Q I don’t see where anyone could find any hatred of men anywhere in your work.

A I like men quite a bit [laughing], I just have a hard time dealing with some of them.

Q It might be debated as to whether the initial attraction for people in relationships isn’t physical, before they actually start to find out more about one another.

A See I’m not even clear about that. I feel like the more relationships I go through, I start to feel like I’m involved more psychologically in finding people who fulfill some strange repetitive element that I’ve created or have gone through—whatever all that business is—and more looking at why do I end up with up people who are like this, a particular thing. I see these characteristics again and again. Most of them seem to fall into repeating negative patterns, but that’s becoming a little bit clearer. I’m wondering why all of that goes, what sort of things have been stored up within me, what particular psychological things happened. It’s not so much that this guy has a certain type of build or haircut or whatever, it seems to be that I find just enough about them to sense something that I’m not even consciously aware of, that I will pursue. I can’t really even draw a pattern of how that happens, or what things and why, I need or find out from people. I tend to not be interested in really – my boyfriend’s gonna kill me if he reads this – what I think that I need from somebody intellectually, I don’t really end up with in a relationship anyway.

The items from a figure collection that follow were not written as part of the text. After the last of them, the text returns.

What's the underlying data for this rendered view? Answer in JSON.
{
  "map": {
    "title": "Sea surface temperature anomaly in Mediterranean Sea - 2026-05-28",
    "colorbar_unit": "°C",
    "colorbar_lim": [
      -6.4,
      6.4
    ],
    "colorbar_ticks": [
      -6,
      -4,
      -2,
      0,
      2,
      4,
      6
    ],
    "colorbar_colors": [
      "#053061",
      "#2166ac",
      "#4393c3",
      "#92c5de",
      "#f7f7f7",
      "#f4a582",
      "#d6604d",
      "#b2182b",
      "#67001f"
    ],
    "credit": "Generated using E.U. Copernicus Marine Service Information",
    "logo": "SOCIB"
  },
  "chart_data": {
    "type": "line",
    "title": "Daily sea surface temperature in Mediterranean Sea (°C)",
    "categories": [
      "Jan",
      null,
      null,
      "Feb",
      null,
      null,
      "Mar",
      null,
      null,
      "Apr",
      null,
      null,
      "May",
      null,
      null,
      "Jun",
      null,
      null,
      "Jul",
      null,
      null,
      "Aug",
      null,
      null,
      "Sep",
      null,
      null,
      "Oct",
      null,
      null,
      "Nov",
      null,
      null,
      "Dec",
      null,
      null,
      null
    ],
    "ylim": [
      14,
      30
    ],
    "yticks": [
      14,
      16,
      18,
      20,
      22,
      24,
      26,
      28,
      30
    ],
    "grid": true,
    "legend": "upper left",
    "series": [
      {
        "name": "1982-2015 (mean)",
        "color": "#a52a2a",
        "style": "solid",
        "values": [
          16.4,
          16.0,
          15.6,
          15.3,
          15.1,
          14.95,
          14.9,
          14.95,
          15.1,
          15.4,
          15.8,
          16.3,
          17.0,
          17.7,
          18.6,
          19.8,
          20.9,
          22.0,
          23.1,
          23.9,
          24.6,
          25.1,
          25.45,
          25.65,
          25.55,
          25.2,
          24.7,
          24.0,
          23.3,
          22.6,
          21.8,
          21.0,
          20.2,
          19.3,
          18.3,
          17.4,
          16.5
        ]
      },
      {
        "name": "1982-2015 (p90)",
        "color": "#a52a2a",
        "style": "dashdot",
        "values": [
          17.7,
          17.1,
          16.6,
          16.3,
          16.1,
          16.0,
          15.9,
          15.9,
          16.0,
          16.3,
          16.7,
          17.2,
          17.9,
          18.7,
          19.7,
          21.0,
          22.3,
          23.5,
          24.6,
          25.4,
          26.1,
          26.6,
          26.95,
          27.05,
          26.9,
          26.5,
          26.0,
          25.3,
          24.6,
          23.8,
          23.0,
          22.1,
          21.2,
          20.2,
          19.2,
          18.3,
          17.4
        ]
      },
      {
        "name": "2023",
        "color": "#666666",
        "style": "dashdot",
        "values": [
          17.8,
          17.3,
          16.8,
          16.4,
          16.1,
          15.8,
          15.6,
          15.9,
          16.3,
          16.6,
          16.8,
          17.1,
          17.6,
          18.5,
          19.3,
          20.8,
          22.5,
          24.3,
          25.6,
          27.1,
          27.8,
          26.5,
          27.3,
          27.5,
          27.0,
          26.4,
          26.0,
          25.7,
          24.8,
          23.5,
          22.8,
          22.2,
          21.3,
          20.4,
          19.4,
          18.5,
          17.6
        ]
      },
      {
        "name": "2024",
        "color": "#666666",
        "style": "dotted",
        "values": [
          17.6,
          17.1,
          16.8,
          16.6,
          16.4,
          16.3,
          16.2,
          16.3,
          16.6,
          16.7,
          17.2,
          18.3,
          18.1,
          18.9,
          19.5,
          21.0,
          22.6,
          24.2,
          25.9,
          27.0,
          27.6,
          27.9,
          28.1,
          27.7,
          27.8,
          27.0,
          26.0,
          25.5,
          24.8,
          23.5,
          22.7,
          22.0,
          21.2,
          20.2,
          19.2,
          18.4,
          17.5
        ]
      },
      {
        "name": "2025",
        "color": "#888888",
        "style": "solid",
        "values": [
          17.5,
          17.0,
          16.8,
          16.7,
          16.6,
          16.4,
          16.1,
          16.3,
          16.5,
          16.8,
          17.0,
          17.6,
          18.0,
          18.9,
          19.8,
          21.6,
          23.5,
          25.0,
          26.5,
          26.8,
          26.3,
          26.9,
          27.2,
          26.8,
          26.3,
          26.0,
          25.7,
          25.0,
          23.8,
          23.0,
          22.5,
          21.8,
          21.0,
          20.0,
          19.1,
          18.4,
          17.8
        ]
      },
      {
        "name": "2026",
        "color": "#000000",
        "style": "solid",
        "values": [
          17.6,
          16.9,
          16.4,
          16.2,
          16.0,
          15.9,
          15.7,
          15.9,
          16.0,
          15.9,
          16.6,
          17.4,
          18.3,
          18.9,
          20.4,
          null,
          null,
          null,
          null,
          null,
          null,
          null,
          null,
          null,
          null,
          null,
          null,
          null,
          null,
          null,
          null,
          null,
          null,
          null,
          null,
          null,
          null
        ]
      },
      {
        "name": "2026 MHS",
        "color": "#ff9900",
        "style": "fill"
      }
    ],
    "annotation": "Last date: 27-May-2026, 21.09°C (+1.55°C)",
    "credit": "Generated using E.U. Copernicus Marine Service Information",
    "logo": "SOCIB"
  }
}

Q It does seem to be really a much bigger issue than most of us can begin to comprehend, coming from several vantage points.

A I always have this problem with, “okay, I’m not exactly on a standardized course.” I don’t really work – my work is writing, reading, making music, touring around, communicating with a lot of people – that’s what I do, that’s what I love to do. So, when I end up trying to evaluate the people that I’m with in relationships, I can’t really do it in a normal way, like, they have this type of a job, or they’re similar to me. There’s no kind of standardized method to define that person. I think a lot of people have a list or an idea of what the person must do, or behave like. If you want to deny a lot of standards within our system, then it becomes difficult to make choices, because you no longer have that criterion. If you’re going to abandon it, what do you replace it with? I think that’s actually a scary point for a lot of people in their desire to create if you want to put down or analyze our whole culture and say a lot of it isn’t very good. It’s a very scary thing to have to come up with something to replace it with.

Q Have you done much writing apart from your lyrics?

A Yeah, my novel is coming out in the spring. I put together two handmade books that had limited distribution – I’ve just given them away to people – and they will be included in this perfect bound novel. Dave’s gonna publish it and we’re gonna go on the road with that, and do readings in bookstores in the afternoon and then in the evening do the Mecca Normal rock show type thing, and incorporate the two things. I do a lot of editing with white out and scissors and a black felt tip pen. I pretty much had to figure out how to write on my own – I didn’t go to college, let’s put it that way. I want it to be understandable, in the usual way that you can read a sentence, and not be confused about what the sentence is supposed to do. Still, it’s an unusual piece of writing, it’s pretty experimental.

Q It strikes me that reading your lyrics present them in a very different context than hearing you perform them as songs.

A I think that people read less than they go to rock shows – that group of people, but then there’s a whole other world of printed word.

Q Your lyrics intertwine with the music in such a way that they can function as two entirely separate mediums.

A Yeah pretty much. It [the new book]’s called, I Can Hear Me Fine. It’s the name of the last single too. There are different women characters whose personalities aren’t exactly ever pinned down to a particular thing, so they don’t really interact in any way, so that she’s of this type and she’s of that type, so obviously this will follow. You’re kind of kept a little unbalanced through the whole thing as to why things are happening. It’s surreal, and then it jumps to autobiographical stuff, time periods all kind of mish-mashed together.